Suddenly, not only could I not write my requisite daily .87, work out at the gym and/or dojang, fold a few loads of laundry, cook dinner, clean the house and run everyone to wherever they needed to be, I couldn’t even pull up my own damn pants.
Well, I could, but it took a really, really long time.
Fortunately, it’s now 14 days post-op, and I’m on the mend. I’m able to start using my arm (a very little bit), which makes it easier to get dressed, but I’m still not supposed to lift anything heavier than a teacup. I’m also not yet allowed to drive, so I’ve begun walking errands instead of running them. With only half the use of my arms, everything takes at least twice as long to complete.
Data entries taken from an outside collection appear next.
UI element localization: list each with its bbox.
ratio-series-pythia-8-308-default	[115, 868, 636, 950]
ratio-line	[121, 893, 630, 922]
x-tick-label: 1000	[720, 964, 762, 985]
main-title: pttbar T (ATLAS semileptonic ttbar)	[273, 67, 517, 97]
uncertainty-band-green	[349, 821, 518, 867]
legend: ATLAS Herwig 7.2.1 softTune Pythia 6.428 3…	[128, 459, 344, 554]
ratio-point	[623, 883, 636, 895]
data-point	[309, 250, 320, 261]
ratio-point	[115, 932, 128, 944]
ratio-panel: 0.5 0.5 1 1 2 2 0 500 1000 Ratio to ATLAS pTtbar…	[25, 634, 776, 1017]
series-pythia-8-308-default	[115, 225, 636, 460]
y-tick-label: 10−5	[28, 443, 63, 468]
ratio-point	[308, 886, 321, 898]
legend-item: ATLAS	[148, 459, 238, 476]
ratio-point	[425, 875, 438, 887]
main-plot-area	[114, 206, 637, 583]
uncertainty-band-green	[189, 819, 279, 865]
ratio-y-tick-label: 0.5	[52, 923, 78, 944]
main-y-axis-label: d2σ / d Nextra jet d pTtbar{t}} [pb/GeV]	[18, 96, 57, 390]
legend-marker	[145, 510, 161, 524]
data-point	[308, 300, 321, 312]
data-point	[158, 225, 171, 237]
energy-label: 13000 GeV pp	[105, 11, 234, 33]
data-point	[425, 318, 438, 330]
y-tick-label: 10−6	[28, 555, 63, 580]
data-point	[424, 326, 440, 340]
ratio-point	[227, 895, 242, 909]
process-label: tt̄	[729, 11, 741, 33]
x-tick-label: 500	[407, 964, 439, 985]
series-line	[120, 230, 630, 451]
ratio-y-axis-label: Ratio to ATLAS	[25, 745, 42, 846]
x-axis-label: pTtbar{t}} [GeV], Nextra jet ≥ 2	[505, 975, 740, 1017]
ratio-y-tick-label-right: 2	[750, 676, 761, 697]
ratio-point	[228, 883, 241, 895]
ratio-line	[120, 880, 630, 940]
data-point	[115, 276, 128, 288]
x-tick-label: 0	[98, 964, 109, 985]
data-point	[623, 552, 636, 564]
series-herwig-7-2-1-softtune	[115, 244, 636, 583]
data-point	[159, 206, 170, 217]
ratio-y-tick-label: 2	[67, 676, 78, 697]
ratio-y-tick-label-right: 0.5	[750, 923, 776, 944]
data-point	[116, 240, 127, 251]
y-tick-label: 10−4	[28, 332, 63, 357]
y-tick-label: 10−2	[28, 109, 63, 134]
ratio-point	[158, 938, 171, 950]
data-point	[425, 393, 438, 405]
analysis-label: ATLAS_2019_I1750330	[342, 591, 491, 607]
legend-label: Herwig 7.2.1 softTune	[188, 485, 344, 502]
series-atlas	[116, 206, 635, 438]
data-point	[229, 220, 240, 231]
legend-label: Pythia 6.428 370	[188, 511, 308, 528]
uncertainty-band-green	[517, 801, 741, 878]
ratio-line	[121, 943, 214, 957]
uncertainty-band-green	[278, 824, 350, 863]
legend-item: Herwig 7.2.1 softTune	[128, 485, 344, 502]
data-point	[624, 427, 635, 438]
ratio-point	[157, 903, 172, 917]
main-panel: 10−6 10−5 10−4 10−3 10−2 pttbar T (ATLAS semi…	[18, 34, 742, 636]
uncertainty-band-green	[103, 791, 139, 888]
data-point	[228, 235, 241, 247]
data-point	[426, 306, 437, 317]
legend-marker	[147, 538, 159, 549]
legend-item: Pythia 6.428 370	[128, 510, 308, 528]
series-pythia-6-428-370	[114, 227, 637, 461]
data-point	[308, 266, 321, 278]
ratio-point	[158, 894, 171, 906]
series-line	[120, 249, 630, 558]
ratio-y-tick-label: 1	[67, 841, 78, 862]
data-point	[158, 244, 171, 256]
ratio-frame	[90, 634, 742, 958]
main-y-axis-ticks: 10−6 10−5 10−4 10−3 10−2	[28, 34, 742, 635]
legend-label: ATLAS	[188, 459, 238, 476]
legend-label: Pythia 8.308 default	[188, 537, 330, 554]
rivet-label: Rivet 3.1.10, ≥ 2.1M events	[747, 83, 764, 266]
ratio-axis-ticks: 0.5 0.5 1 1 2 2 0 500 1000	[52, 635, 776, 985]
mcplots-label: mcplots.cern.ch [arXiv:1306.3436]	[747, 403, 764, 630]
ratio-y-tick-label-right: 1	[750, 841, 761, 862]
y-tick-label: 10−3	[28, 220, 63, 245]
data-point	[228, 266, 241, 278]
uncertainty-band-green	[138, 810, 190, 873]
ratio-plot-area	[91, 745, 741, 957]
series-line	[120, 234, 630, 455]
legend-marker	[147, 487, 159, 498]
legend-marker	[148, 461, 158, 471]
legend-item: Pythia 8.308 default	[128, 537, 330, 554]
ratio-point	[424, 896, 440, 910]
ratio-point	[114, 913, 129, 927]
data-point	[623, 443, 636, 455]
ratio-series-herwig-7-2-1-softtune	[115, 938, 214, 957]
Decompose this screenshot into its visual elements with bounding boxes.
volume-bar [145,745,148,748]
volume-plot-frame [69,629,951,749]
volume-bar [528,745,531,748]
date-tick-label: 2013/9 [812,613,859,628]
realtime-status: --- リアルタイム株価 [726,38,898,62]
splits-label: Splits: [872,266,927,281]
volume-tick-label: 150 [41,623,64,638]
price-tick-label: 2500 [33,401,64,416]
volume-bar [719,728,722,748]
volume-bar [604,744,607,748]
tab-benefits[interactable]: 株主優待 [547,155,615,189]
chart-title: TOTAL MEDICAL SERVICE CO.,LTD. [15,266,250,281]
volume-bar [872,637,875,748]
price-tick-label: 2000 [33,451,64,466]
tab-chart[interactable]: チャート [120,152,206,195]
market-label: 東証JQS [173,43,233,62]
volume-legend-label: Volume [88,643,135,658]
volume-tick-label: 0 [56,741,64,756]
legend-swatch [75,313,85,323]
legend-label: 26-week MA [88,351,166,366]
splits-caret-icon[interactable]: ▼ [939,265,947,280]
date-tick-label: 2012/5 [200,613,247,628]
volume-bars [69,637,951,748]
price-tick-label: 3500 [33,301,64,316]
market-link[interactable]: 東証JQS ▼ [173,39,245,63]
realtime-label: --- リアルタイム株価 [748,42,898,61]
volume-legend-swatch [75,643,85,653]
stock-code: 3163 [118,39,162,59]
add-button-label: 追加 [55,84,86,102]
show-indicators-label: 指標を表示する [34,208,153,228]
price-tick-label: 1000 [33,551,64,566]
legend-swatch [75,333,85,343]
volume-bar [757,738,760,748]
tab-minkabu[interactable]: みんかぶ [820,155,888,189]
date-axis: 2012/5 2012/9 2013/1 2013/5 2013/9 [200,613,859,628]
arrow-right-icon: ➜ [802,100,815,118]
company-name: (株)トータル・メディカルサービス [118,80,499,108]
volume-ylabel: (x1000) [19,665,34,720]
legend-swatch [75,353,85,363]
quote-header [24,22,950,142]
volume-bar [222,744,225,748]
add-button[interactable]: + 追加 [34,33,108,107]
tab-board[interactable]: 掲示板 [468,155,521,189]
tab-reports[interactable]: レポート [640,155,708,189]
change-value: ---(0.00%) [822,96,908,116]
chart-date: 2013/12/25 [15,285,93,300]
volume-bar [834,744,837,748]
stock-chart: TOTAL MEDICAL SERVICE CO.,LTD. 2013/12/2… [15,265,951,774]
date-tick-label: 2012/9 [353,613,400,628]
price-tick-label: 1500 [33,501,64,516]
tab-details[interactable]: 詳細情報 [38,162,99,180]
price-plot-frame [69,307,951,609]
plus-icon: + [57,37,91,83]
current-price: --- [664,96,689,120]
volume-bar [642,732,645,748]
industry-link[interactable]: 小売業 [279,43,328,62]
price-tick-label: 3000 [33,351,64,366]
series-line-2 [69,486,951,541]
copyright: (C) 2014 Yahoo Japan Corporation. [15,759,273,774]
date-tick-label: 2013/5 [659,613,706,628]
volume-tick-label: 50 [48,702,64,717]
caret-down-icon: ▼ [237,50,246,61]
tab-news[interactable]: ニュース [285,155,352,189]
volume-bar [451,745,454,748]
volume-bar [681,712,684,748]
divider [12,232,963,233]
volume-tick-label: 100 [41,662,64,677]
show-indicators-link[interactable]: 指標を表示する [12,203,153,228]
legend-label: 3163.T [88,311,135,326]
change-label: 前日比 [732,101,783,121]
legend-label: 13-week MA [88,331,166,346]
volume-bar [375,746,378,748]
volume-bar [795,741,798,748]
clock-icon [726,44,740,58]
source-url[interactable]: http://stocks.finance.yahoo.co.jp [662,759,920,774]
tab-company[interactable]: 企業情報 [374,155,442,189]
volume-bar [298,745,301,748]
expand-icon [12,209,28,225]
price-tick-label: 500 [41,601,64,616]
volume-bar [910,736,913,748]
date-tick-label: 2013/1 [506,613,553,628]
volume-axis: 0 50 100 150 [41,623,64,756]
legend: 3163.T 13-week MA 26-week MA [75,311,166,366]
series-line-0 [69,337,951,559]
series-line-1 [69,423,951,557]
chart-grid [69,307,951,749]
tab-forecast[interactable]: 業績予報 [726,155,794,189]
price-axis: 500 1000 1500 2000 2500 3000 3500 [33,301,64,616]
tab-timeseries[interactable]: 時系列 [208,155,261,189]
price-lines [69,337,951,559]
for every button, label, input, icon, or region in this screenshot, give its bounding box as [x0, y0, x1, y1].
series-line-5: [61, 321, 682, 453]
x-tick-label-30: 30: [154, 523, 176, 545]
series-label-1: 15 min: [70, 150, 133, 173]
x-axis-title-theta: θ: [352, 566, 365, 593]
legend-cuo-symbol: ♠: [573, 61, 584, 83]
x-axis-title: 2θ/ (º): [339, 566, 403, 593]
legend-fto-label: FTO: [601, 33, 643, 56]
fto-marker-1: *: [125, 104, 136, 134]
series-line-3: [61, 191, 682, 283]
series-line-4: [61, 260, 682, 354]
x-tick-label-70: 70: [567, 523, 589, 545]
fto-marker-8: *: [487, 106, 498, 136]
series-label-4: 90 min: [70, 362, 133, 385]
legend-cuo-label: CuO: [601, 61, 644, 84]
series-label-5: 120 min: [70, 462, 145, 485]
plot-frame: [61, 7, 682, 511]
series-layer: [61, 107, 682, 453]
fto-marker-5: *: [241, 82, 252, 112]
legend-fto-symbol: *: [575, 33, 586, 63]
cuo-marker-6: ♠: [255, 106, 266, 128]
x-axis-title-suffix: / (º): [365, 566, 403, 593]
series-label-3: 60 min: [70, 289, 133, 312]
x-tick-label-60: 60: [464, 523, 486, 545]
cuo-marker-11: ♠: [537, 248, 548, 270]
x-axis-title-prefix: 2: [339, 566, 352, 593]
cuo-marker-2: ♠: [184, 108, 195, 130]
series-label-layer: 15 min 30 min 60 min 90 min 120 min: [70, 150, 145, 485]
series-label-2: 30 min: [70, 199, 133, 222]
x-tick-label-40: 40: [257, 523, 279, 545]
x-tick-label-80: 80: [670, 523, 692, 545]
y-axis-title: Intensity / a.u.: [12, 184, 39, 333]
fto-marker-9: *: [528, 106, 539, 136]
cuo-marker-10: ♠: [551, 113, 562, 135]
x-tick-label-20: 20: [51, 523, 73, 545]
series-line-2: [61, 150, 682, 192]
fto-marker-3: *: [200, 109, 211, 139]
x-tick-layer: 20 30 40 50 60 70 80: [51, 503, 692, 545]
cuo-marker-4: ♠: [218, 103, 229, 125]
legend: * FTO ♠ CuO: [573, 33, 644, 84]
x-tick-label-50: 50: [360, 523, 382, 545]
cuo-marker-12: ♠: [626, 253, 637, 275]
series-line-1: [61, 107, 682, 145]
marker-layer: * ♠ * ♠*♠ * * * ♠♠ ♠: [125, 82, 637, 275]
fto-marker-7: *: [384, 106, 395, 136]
But I’m getting used to going slow.
Today I’m going to resume the second draft of my book, but first I’m going to write a stack of thank you notes to all my family and friends who brought food and flowers, drove me around, kept my kids, and kept me company. (I’m especially grateful to my husband for taking two weeks off to take care of me, my BFF and writing partner Tobey who fed us for days and spent hours in the ER with me when I developed an allergic reaction to the surgical adhesive, and my dear friend Lee, who schlepped me to doctors offices all one day and still brought homemade soup that night.)
I had time to receive those gifts, and so I’m making time to express gratitude for them. Regardless of the speed of life, there’s always time for that.